Tesla Motor’s June started with allegations of ethical improprieties, and ended with a Tesla auto-pilot collision that killed a man — the company’s July is probably not going to get any better.
Tesla owner Joshua Brown was killed Wednesday after his vehicle, a Model S, caromed into a tractor-trailer on the highway. Investigators have not determined the cause of the wreck, but eyewitness reports indicate Brown was watching a “Harry Potter” movie at the time of the accident.
Now, thanks to Brown’s death, industry analysts are reconsidering whether Tesla’s self-driving feature is even safe.
“The expectation of Tesla is that the driver is alert and vigilant, ready to take over at a moment’s notice,” Ryan Eustice, a professor of engineering at the University of Michigan tasked with researching Toyota’s autonomous vehicle project, told reporters Friday. “In practice, however, we see that humans quickly become bored and place too much trust in the system. People let down their guard and are not attentive and ready to take over.”
Bryant Walker Smith, a professor at the University of South Carolina School of Law, who devoted his career to studying semi-autonomous technology like that used by Tesla, echoed Eustice’s sentiments, telling reporters that Tesla owners will likely have to decide between safety and convenience.
“Is an automated system actually safer? The automated system plus an alert human driver is the safest,” Smith said. “The problem is people might be less likely to buy those technologies if they are only marketed as safety. If you market them as relaxation or multitasking, you don’t get the same safety benefit but you get the vehicles used and deployed more rapidly.”
Tesla’s self-driving feature essentially lulls the driver – or more appropriately, the passenger – into a false sense of safety, allowing them to zone out in the driver’s seat. How Tesla and other auto companies considering similar technology will react to the new problems remains to be seen. The reverberation is likely to cause Tesla immediate pain, as it is the only self-driving auto company on the market.

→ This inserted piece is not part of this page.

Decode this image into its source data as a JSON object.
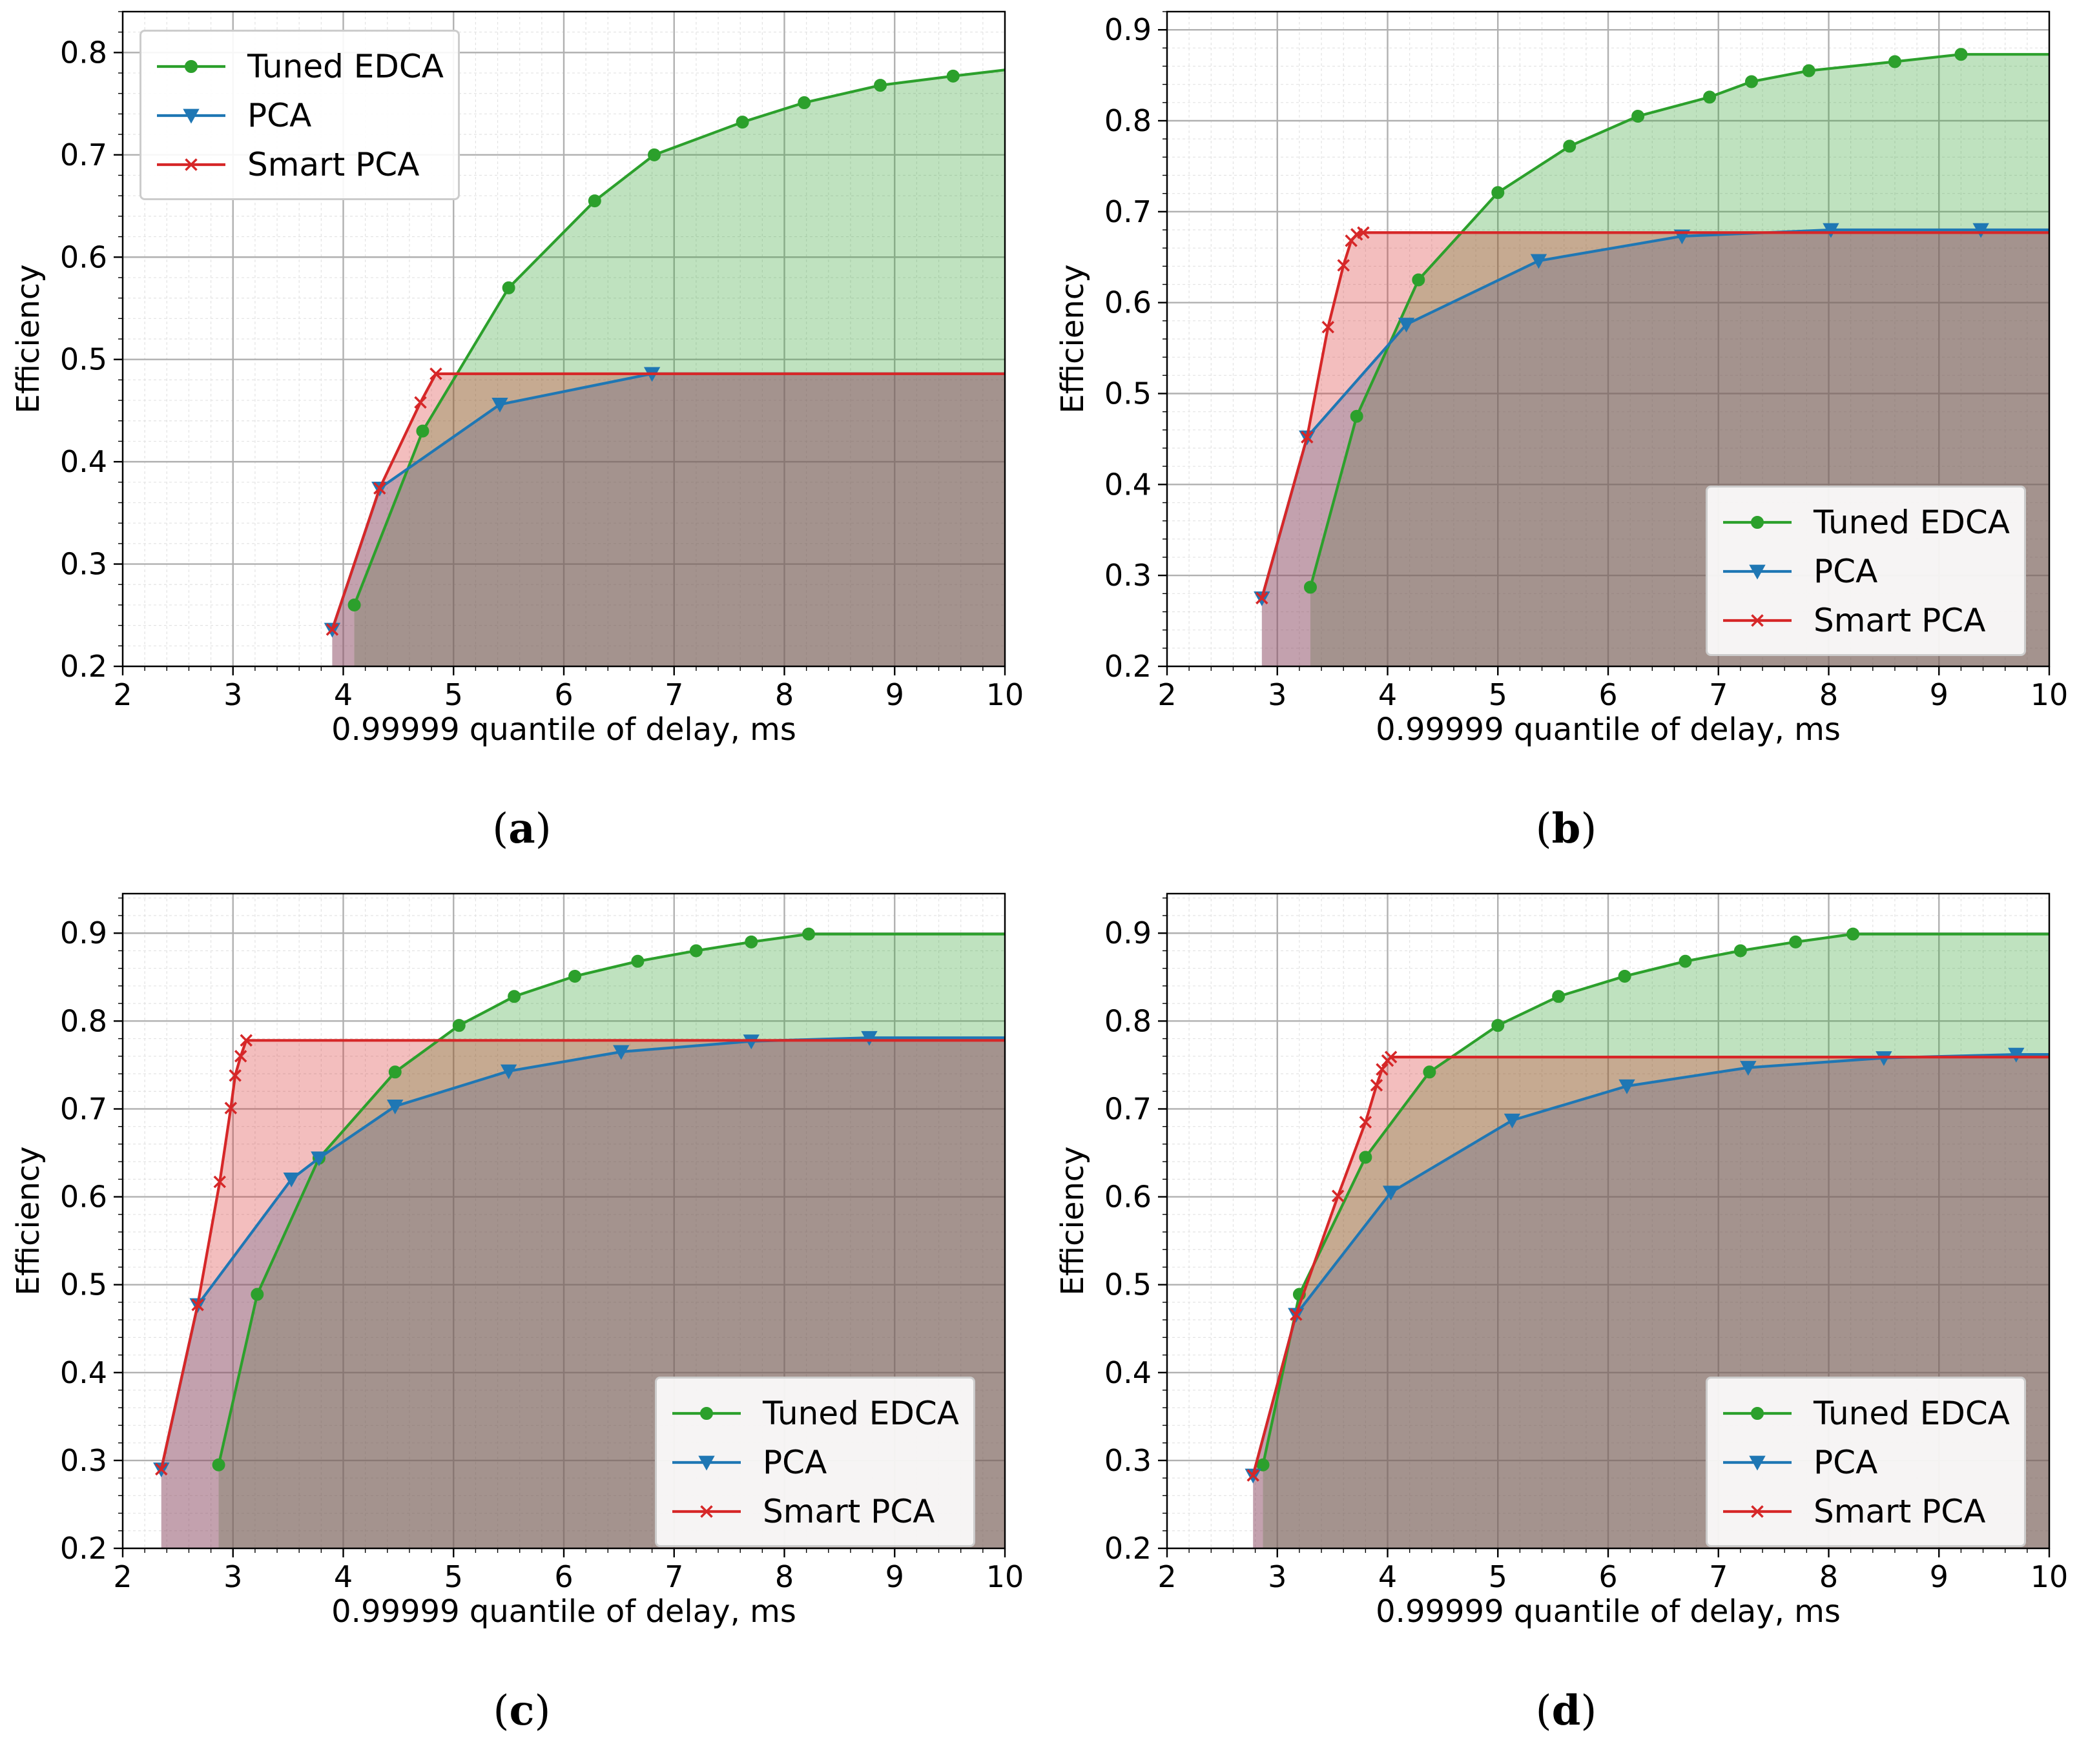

The death slammed the door on the devastating month for Elon Musk’s electric vehicle company, which started with Musk suggesting Tesla fuse with his other green company, solar panel producer SolarCity, prompting critics to wonder if such a move was even ethical.
The techno-wonder boy owns 22 percent in SolarCity – a company that derives most of its revenue from tax-subsidies – and 21 percent of debt-riddled Tesla. Musk claimed in a blog post on the Tesla website that the new company will be a one-stop shop for Tesla’s green energy-obsessed customers.
The proposal prompted a type of revolt from shareholders, many of which said the companies’ board of directors are infused, from top to bottom, with members of Musk’s family or inner circle.
CtW Investor Group, which holds 200,000 shares of Tesla, wants the beleaguered company to shake up its board of directors after discovering six out of seven board members with SolarCity have direct connections to Musk. In fact, Donald Kendall, chief executive of investment management firm Kenmont, is the only person on the SolarCity board without deep-rooted ties to the Tesla CEO. Subsequently, Kendall is one of only two people able to review the proposal.
The group, in a letter to Tesla Wednesday, demanded Tesla add two permanent independent directors to the board, separate the company’s chairman and CEO roles, and called for two independent directors to review the proposed SolarCity merger deal. It also wants the company’s governance guidelines to forbid immediate family members of the senior executive team from concurrently serving on the board.
“To be clear, this step would require the resignation from the board of Kimbal Musk,” the letter added. Kimbal Musk is the brother of Elon Musk and CEO of Internet software company Medium.
Tesla’s June got even worse after investors suggested Musk simply doesn’t know what he’s doing.
The SolarCity-Tesla merger keeps with Musk’s mode of operation, Salome Gvaramia, the COO of tech company research group Devonshire Research Group, told The Daily Caller News Foundation in June. Tesla’s complex and exotic business model is similar to a pyramid scheme, she added, wherein it relies on massive injections of capital from “loss-tolerant” investors unaware of what they stand to win or lose when buying into Tesla.
Gvaramia, whose group shorted Tesla in May after issuing a report stating the company is strikingly similar to disgraced energy firm “Enron,” also believes Musk fundamentally misunderstands the entire financial industry. She told TheDCNF at the time, this could lead to the downfall of Tesla and SolarCity, as well as the investors willing to sink money in the former.
“When a company’s executives misunderstand modern corporate finance and technology strategy, they can make profound miscalculations and errors of judgment; this will not be the last mistake Tesla’s management makes,” she concluded.